In Madonna and Child, though, Jesus is portrayed by the artist’s nephew, Kieren Lin. Paperkitties beauty blogger Alene Breddemann portrays Mary.
I read this all as a recasting of Jesus’s first coming, though the artist, as the series title suggests, explains that he is picturing what it might look like if Jesus were to visit Singapore during his return to earth at the end of time. So the photograph The Second Coming, though it looks like an Ascension, is actually intended as a Descension—Christ coming back “to judge the living and the dead,” as the Creed has it. And the site of descent is Jalan Kembangan.
The visual similarity between the Ascension and the Parousia makes biblical sense:
And when he had said these things, as they were looking on, he was lifted up, and a cloud took him out of their sight. And while they were gazing into heaven as he went, behold, two men stood by them in white robes, and said, “Men of Galilee, why do you stand looking into heaven? This Jesus, who was taken up from you into heaven, will come in the same way as you saw him go into heaven.” (Acts 1:9–11)

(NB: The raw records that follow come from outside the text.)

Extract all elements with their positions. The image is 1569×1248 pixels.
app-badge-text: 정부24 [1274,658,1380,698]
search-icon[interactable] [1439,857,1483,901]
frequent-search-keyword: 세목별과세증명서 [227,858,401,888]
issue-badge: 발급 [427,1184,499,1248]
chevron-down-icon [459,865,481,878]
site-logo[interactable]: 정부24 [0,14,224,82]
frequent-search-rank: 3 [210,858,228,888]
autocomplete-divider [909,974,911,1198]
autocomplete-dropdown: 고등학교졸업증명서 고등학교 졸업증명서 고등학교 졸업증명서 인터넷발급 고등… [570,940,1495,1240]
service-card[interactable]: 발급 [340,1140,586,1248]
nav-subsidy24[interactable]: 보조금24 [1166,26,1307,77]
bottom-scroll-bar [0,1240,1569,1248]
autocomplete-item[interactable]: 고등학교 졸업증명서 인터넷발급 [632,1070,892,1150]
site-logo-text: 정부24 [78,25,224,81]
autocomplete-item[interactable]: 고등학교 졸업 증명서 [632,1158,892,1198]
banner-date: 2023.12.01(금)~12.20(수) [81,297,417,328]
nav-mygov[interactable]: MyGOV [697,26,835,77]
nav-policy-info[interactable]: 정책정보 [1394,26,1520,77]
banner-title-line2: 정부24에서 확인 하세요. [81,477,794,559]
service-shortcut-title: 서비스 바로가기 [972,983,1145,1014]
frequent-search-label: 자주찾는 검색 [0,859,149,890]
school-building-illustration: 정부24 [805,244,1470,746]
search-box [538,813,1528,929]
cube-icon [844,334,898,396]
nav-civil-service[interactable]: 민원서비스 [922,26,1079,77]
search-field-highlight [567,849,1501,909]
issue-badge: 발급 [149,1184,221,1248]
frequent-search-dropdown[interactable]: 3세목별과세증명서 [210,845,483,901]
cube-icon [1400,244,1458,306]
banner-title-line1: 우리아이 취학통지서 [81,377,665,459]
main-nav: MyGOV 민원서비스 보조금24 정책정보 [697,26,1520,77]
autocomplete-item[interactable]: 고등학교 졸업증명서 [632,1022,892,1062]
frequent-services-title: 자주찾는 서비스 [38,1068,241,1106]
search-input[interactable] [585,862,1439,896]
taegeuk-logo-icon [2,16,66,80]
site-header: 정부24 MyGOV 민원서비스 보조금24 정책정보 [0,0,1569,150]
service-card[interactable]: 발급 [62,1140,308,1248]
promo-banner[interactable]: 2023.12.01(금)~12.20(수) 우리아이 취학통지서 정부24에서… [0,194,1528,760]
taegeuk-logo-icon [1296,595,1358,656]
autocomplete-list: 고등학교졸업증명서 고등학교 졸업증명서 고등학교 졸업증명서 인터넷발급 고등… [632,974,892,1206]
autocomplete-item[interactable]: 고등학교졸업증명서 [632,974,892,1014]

Soh’s Second Coming series is meant to be light and playful, but it was also a vehicle for Soh to revisit the Christianity of his youth, working through some of the questions that remain unresolved in him. In Praying to Myself, for example, Soh said he was interested in highlighting the Father-Son relationship. Are Father and Son the same entity? If so, what was the point of Jesus praying? And if not, did the two ever possess opposing views? Wouldn’t that break the unity of the Godhead?
Soh also considers the issue of textual reliability. How do we know that the New Testament is an accurate record of who Jesus is? If Jesus had first come to earth in this age of technology, we could have recorded everything he said and did for posterity. We’d have photos and videos mass distributed over the Internet and commented on by people of all stripes. But because he came into an ancient culture where oral tradition was the primary means of communication, a gap exists between the actual events and their written record. Is this gap a cause for concern? What about the partiality of the writers? Discrepancies between accounts?

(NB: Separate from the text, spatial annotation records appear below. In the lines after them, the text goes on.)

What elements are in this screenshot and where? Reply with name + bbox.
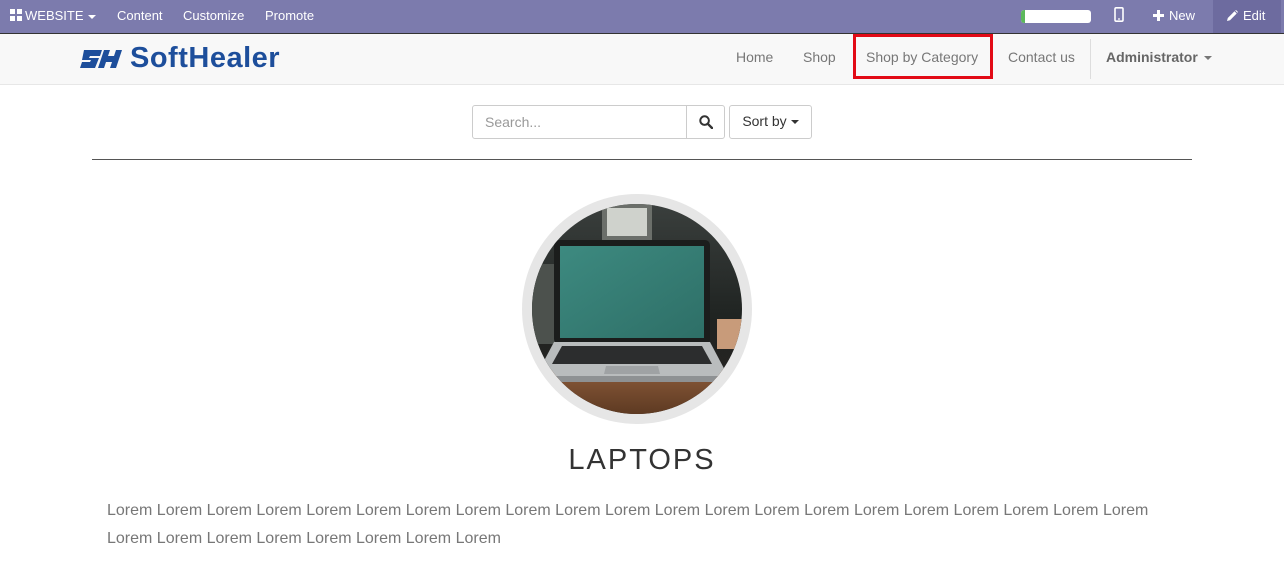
edit-button[interactable]: Edit — [1213, 0, 1282, 33]
edit-button-label: Edit — [1243, 8, 1266, 23]
nav-home[interactable]: Home — [736, 34, 773, 84]
nav-shop[interactable]: Shop — [803, 34, 836, 84]
apps-grid-icon — [10, 9, 22, 21]
laptop-photo — [532, 204, 742, 414]
user-menu[interactable]: Administrator — [1106, 34, 1212, 84]
user-menu-label: Administrator — [1106, 49, 1198, 65]
category-description: Lorem Lorem Lorem Lorem Lorem Lorem Lore… — [107, 502, 1149, 547]
promote-menu[interactable]: Promote — [265, 0, 314, 33]
nav-contact-us[interactable]: Contact us — [1008, 34, 1075, 84]
progress-fill — [1021, 10, 1026, 23]
softhealer-logo-mark — [80, 50, 122, 68]
search-input[interactable] — [472, 105, 687, 139]
highlight-annotation-box — [853, 34, 993, 79]
search-icon — [699, 115, 713, 129]
website-menu-label: WEBSITE — [25, 8, 84, 23]
new-button[interactable]: New — [1153, 0, 1195, 33]
nav-divider — [1090, 39, 1091, 79]
chevron-down-icon — [1203, 56, 1212, 61]
main-navbar: SoftHealer Home Shop Shop by Category Co… — [0, 34, 1284, 85]
divider-line — [92, 159, 1192, 160]
sort-by-dropdown[interactable]: Sort by — [729, 105, 812, 139]
sort-by-label: Sort by — [742, 113, 787, 129]
website-admin-bar: WEBSITE Content Customize Promote New Ed… — [0, 0, 1284, 33]
category-image[interactable] — [532, 204, 742, 414]
chevron-down-icon — [87, 14, 96, 19]
website-menu[interactable]: WEBSITE — [10, 0, 96, 33]
mobile-preview-button[interactable] — [1114, 0, 1124, 33]
category-title[interactable]: LAPTOPS — [0, 444, 1284, 477]
search-button[interactable] — [686, 105, 725, 139]
new-button-label: New — [1169, 8, 1196, 23]
mobile-phone-icon — [1114, 7, 1124, 22]
pencil-icon — [1227, 10, 1238, 21]
logo-text: SoftHealer — [130, 42, 281, 74]
customize-menu[interactable]: Customize — [183, 0, 244, 33]
plus-icon — [1153, 10, 1164, 21]
content-menu[interactable]: Content — [117, 0, 163, 33]
chevron-down-icon — [790, 120, 799, 125]
progress-bar — [1021, 10, 1091, 23]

The series has sparked spiritual discussions among theists, atheists, and agnostics, Soh said, and he has enjoyed engaging them.

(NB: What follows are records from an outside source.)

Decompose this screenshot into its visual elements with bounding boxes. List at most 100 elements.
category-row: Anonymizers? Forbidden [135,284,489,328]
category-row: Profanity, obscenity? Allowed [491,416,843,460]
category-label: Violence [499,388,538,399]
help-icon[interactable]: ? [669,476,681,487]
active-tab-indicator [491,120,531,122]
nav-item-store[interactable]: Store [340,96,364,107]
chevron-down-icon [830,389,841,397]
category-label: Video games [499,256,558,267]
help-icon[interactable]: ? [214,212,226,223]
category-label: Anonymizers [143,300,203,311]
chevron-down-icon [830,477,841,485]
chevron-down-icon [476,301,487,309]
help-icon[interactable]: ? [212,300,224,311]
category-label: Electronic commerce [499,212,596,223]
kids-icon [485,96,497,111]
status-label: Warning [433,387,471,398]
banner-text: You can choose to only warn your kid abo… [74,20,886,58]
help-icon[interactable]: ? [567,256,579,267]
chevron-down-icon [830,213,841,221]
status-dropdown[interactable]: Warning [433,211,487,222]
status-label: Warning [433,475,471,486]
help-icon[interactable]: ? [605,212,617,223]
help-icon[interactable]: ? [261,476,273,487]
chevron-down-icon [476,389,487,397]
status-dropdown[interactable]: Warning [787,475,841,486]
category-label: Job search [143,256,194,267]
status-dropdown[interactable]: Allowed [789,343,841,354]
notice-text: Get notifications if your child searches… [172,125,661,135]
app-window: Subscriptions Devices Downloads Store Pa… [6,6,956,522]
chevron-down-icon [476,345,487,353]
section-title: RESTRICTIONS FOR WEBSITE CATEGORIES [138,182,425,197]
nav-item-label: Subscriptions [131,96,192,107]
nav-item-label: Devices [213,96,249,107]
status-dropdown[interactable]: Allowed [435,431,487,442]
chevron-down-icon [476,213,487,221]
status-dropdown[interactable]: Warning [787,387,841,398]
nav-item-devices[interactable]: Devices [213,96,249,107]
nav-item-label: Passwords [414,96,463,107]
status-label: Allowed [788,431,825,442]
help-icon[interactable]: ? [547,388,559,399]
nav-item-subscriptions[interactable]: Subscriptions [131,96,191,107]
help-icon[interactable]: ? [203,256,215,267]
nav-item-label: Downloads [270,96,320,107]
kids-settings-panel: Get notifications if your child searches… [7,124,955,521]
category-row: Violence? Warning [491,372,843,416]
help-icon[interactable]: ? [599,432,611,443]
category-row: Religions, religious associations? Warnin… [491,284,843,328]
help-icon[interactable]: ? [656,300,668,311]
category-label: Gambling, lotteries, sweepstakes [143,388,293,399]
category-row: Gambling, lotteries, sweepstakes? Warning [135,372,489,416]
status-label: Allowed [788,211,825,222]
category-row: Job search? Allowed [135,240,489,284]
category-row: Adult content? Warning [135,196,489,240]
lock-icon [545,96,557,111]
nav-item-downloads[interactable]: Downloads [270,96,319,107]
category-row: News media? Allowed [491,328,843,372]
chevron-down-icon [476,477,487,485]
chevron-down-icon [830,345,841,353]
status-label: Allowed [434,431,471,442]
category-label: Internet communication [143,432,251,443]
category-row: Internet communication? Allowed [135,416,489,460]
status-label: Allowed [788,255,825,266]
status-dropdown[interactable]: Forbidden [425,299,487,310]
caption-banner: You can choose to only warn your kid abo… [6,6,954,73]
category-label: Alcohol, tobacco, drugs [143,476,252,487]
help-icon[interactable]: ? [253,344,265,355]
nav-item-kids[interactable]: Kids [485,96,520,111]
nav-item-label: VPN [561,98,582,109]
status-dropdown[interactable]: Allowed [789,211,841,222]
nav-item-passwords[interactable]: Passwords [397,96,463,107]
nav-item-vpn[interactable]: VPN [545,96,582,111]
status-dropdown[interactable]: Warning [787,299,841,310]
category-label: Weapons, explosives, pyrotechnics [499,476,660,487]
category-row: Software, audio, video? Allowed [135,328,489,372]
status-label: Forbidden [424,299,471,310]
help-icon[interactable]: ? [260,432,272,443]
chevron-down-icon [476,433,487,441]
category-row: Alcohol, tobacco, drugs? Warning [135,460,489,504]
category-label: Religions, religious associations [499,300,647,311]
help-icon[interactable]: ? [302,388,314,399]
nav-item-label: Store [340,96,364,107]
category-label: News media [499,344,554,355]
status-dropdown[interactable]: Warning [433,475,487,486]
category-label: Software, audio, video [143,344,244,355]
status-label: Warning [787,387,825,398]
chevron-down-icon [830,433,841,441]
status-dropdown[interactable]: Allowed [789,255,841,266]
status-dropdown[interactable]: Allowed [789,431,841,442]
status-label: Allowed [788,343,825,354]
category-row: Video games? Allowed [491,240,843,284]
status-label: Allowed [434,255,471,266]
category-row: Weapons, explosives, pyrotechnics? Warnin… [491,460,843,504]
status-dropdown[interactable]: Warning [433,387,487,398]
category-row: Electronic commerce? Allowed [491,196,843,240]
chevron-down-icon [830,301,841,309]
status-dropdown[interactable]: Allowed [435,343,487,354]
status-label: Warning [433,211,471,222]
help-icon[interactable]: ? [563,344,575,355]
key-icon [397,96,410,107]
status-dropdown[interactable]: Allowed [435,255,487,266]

Creating art for Christian devotion was not Soh’s intent with The Second Coming, but there is one photo from it that I find most beautiful and appreciate on a spiritual level, and that’s Resurrection. It shows Mary Magdalene at Jesus’s tomb, having come with spices and herbs to finish the burial preparations. Upon arrival, though, she sees his risen body (out of frame) and, overcome by gratitude, collapses to the ground in praise, sending the containers scattering. The blood-stained shroud draped over Christ’s bier remains as a reminder of the death he suffered on our behalf.